Lonau is a small village with a population of about 345 situated at an elevation of about 400m in the Harz Mountains of Northern Germany. Besides the clean air and lush forests, it is famous for the capercaillie.
It belongs to the city of Herzberg am Harz which is about 4 km to the south. The rivers Große Lonau and Kleine Lonau join here.

== History ==
The village of Lonau goes back to a settlement that was established here as a consequence of the setting up of iron ore mines and iron smelting huts at the beginning of the 16th century.

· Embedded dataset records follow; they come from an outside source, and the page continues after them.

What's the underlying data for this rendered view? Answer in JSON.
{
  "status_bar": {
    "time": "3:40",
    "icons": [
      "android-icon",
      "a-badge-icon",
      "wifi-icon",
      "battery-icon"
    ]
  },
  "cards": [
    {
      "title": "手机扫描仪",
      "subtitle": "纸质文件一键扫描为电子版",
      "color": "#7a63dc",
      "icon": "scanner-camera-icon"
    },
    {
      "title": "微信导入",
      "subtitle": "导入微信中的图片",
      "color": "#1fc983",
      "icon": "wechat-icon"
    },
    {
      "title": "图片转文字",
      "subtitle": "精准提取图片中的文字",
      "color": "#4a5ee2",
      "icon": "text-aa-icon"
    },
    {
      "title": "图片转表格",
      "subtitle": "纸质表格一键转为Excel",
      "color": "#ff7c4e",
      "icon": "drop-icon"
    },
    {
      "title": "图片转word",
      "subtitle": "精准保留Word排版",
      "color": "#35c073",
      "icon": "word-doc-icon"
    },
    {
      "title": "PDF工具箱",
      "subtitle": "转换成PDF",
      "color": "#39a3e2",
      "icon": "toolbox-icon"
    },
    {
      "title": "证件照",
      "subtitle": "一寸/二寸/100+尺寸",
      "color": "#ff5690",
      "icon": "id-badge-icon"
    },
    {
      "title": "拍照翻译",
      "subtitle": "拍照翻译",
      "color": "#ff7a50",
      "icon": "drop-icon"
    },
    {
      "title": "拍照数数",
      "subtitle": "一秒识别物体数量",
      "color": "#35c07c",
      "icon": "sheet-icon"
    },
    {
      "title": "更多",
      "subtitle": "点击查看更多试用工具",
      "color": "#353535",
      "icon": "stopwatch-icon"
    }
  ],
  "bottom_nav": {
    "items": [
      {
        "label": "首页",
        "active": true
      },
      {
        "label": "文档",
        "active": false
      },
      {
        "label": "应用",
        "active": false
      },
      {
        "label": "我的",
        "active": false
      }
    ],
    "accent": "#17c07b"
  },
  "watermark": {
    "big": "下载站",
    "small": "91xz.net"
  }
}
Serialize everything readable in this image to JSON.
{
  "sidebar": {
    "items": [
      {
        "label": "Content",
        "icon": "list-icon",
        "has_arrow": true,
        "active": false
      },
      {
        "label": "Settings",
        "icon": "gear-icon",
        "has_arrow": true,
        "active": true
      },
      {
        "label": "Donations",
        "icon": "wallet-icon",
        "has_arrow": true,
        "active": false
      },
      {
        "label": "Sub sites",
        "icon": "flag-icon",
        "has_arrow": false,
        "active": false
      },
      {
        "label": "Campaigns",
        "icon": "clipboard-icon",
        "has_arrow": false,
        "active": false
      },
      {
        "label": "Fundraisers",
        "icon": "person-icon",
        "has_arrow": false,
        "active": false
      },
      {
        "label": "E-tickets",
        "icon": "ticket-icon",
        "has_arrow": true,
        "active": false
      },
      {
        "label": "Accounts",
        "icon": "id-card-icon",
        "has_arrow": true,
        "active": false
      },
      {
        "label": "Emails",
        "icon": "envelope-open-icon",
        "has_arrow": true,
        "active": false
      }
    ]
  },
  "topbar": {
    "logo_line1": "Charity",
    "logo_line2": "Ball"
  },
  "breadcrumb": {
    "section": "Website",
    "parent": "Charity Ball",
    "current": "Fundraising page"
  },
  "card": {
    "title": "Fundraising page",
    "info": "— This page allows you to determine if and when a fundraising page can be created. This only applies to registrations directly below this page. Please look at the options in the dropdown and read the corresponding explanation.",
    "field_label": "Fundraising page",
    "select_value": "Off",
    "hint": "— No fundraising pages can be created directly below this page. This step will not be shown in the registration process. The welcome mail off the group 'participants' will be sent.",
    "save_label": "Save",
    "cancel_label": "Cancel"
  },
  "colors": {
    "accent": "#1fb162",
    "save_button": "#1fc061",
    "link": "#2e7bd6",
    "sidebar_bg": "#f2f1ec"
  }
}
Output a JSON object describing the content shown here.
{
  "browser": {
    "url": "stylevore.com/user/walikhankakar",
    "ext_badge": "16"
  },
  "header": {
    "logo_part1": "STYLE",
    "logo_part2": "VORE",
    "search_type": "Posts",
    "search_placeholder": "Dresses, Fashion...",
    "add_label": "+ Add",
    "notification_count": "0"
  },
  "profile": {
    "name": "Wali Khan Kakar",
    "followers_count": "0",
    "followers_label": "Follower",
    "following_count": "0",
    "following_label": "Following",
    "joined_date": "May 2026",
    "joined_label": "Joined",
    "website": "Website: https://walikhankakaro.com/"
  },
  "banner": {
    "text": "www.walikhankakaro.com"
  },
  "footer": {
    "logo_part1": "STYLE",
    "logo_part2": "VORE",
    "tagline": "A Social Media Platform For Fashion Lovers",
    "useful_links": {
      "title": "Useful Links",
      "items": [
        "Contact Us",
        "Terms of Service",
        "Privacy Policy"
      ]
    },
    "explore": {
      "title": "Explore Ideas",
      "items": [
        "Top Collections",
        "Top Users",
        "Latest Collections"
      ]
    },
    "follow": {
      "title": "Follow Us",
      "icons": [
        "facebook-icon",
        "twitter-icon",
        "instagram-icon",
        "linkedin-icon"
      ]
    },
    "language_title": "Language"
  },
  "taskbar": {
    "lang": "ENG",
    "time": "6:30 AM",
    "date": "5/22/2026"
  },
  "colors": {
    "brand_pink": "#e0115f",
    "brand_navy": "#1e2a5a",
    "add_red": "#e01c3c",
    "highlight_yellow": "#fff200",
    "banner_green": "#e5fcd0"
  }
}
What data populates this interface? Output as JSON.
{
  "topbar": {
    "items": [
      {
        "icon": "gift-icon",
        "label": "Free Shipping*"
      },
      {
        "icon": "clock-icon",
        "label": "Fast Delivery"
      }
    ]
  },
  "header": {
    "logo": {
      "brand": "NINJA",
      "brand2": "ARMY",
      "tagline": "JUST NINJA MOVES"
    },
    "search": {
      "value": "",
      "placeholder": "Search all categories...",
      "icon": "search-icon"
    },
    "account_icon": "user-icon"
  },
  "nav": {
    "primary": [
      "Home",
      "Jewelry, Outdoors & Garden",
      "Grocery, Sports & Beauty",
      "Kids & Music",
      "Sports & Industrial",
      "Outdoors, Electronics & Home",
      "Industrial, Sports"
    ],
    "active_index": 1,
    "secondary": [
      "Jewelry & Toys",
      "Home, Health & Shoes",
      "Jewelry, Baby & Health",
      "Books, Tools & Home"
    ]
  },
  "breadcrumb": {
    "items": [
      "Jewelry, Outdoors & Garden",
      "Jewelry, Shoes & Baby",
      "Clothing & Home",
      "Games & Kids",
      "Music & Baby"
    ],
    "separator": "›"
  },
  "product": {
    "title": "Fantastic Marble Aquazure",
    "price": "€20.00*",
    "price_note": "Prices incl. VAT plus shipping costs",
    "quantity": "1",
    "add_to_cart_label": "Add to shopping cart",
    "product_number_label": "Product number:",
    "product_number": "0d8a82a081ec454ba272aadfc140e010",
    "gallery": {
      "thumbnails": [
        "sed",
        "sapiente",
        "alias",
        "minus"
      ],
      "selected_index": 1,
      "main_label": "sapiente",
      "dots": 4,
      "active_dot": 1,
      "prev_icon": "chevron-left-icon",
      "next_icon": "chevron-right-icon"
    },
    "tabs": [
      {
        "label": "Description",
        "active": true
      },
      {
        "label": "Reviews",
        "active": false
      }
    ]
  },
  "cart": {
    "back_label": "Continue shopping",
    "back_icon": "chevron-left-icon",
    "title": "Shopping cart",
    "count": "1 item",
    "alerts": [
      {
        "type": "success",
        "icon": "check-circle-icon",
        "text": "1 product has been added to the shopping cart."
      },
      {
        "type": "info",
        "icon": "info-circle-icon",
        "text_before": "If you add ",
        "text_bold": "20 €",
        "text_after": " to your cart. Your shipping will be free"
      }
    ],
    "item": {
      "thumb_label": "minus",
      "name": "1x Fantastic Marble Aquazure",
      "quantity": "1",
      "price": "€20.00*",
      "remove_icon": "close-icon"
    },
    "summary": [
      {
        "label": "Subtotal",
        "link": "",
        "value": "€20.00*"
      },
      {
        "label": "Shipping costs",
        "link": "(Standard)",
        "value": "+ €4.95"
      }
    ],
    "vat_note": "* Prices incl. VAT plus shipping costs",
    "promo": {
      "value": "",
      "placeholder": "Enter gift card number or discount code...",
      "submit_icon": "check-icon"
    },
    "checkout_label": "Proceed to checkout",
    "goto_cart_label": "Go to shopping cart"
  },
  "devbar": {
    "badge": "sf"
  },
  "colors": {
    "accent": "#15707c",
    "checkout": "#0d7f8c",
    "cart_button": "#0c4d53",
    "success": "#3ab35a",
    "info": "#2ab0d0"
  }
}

Lonau was first mentioned in the records in ducal tax documents from 1615, although a smithy in Lonau had been named in 1525.

== Geography ==
Lonau lies in the South Harz, in the middle of the Harz National Park at a height of 355 to 430 m above sea level and has 350 inhabitants (as at 1 January 2011).

The village is divided into three areas: Unterdorf, Kirchtal and Mariental. The Church of St. Michael is roughly in the centre of the village at the junction of all three districts. The Kleine Lonau stream flows through Mariental and the Große Lonau through Kirchtal. After merging in the village centre the river Große Lonau flows down to Herzberg.

Surrounding hills include the Heuer to the southwest, the Braakberg to the west and north, the Kargeskopf to the north, the Franzosenkopf and the Großer Mittelberg to the northeast, the Langfast to the east, the Hirtenberg to the southeast and the Großer Teichtalskopf to the south.

== Tourism and sights ==
Lonau is mainly visited in summer by holiday walkers and in winter by cross country skiers. The main sights in and around Lonau are the capercaillie enclosure (Auerhahngehege), the mountain inn of Hanskühnenburg, the surrounding beech woods, the parish church and the Lonau Waterfall, which is actually in Herzberg. For holidaymakers there are several restaurants, a campsite, the spa park, a lido and a minigolf course.
At least five checkpoints in the Harzer Wandernadel system are easily reached on foot from Lonau:
Kastanienplatz (no. 149), Köte am Schindelkopf (no. 143), Hanskühnenburg (no. 144), Waidmannsruhe (no. 148) and the Großer Knollen (no. 150).